At the time of the Domesday survey in 1086, Benedictine Muchelney owned Muchelney, Midelney and Thorney islands. In the survey, it was stated that:
The Church of St. Peter of Micelenye has 4 carucates of land which never paid geld in these islands; Michelenie, Midelenie and Torelie. There is demesne and 2 ploughs and 1 arpent of vineyard. There are 4 serfs and 18 bordars with 2 ploughs. There are 1 riding horse and 21 beasts and 6 swine and 30 she-goats. There are two fisheries paying 600 ells, and 25 acres of meadow and 12 acres of woodland and 100 acres of pasture.

When the monks surrendered the monastery early in 1538, during the dissolution of the monasteries in Henry VIII's time, they also surrendered their house and possessions and all the land that went with it.
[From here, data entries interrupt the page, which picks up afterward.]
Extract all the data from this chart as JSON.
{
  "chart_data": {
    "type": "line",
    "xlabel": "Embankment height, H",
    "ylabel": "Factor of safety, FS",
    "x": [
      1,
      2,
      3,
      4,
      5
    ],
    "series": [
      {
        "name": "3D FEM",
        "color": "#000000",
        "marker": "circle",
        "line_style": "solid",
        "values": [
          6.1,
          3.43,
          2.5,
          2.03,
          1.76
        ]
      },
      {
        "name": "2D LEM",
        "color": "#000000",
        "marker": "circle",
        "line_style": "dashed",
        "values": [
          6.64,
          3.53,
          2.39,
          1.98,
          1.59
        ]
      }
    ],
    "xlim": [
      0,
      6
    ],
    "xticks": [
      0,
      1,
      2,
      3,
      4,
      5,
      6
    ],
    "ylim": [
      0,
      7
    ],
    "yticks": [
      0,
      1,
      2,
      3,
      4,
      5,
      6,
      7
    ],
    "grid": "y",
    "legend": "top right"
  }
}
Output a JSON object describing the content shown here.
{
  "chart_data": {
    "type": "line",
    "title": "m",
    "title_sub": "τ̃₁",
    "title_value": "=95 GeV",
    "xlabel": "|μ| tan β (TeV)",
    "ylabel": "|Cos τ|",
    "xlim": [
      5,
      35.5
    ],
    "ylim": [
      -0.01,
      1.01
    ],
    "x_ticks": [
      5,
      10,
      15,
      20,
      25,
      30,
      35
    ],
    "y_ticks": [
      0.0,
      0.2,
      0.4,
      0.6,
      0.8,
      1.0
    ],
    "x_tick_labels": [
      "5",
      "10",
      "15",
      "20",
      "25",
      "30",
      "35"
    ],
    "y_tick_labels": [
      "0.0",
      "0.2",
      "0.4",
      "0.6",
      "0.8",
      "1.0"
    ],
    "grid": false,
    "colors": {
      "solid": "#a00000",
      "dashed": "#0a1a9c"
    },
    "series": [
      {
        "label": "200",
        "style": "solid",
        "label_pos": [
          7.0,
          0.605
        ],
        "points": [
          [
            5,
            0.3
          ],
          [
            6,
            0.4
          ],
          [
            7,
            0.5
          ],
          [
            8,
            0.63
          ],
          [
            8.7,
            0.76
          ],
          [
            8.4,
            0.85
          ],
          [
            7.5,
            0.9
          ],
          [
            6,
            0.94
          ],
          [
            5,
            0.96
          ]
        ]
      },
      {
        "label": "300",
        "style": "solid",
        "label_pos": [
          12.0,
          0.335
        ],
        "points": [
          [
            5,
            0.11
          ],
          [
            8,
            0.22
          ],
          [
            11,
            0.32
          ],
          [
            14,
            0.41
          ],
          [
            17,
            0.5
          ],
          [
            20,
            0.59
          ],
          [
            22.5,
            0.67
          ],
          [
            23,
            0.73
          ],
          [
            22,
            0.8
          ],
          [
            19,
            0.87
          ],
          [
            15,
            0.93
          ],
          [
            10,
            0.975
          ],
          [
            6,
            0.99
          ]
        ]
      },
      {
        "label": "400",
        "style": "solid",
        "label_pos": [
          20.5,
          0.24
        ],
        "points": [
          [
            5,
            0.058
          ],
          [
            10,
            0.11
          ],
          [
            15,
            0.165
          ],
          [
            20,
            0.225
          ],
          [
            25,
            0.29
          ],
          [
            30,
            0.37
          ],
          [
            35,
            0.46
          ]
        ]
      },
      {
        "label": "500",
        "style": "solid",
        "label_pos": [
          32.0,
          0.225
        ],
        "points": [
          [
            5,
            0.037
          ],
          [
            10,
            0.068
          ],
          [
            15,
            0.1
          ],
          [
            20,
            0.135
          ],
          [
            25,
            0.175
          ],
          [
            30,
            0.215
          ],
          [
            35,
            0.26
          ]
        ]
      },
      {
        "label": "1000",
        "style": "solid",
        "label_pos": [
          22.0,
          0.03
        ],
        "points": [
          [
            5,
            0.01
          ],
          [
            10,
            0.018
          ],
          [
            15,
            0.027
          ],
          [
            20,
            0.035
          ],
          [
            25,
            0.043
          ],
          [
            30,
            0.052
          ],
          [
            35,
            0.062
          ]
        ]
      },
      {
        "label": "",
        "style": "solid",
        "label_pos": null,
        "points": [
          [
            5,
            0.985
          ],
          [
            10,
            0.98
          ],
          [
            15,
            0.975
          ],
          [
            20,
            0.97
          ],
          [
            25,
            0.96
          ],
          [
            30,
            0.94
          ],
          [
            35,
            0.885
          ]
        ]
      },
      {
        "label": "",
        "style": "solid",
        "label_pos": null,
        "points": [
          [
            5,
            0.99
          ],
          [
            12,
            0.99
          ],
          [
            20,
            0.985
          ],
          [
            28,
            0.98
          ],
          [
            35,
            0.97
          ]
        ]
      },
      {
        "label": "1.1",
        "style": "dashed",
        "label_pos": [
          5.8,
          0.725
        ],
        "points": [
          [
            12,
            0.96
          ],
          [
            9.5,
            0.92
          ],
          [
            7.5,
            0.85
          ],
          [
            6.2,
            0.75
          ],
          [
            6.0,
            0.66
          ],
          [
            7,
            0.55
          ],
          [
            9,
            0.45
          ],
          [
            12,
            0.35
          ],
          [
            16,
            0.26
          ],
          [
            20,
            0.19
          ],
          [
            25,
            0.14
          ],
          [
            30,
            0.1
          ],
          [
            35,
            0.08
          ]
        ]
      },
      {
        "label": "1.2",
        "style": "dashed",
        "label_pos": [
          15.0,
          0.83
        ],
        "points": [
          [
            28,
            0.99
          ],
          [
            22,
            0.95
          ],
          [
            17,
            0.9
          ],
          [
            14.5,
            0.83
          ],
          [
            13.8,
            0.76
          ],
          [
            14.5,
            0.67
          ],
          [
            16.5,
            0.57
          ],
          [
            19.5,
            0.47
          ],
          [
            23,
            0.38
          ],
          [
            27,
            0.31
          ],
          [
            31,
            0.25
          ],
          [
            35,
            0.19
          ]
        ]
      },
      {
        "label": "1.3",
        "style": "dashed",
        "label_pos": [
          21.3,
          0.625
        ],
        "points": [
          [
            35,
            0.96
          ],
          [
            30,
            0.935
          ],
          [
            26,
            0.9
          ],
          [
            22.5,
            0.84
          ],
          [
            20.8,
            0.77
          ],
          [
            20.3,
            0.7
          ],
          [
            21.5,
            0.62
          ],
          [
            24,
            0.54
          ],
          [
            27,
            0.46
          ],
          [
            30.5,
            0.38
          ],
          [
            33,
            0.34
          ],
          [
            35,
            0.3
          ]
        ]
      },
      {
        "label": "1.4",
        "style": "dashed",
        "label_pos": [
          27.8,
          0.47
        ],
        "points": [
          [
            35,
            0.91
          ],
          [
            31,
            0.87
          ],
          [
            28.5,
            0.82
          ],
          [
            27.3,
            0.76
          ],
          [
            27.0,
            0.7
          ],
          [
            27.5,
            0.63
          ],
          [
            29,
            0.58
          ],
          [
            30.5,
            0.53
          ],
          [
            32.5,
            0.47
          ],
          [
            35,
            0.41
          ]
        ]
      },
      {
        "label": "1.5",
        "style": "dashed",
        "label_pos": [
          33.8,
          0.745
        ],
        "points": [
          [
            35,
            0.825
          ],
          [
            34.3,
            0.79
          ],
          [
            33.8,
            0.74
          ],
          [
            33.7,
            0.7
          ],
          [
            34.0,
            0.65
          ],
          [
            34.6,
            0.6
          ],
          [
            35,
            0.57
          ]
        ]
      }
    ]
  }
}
The Crown granted the whole property, with the manor, rectory and advowson, to Edward Seymour, Earl of Hertford, later Duke of Somerset. It reverted to the Crown on Seymour's execution in 1552.

No part of the abbey church now stands, though the Abbot's House still exists, cared for by the National Trust. The buildings are used for art exhibitions and music festivals. Many houses in the village were built using stone from the abbey.

There is a tale that tells of a man who fell in love with the daughter of an important knight, who opposed their union and forbade their marriage. The man was heartbroken and became a monk, eventually moving to Muchelney where he became prior. He found that his love had become a nun there, they renewed their relationship and planned to elope together. But they were betrayed. The prior was sent away to a faraway abbey, and the nun was walled up in a secret passage somewhere within the abbey.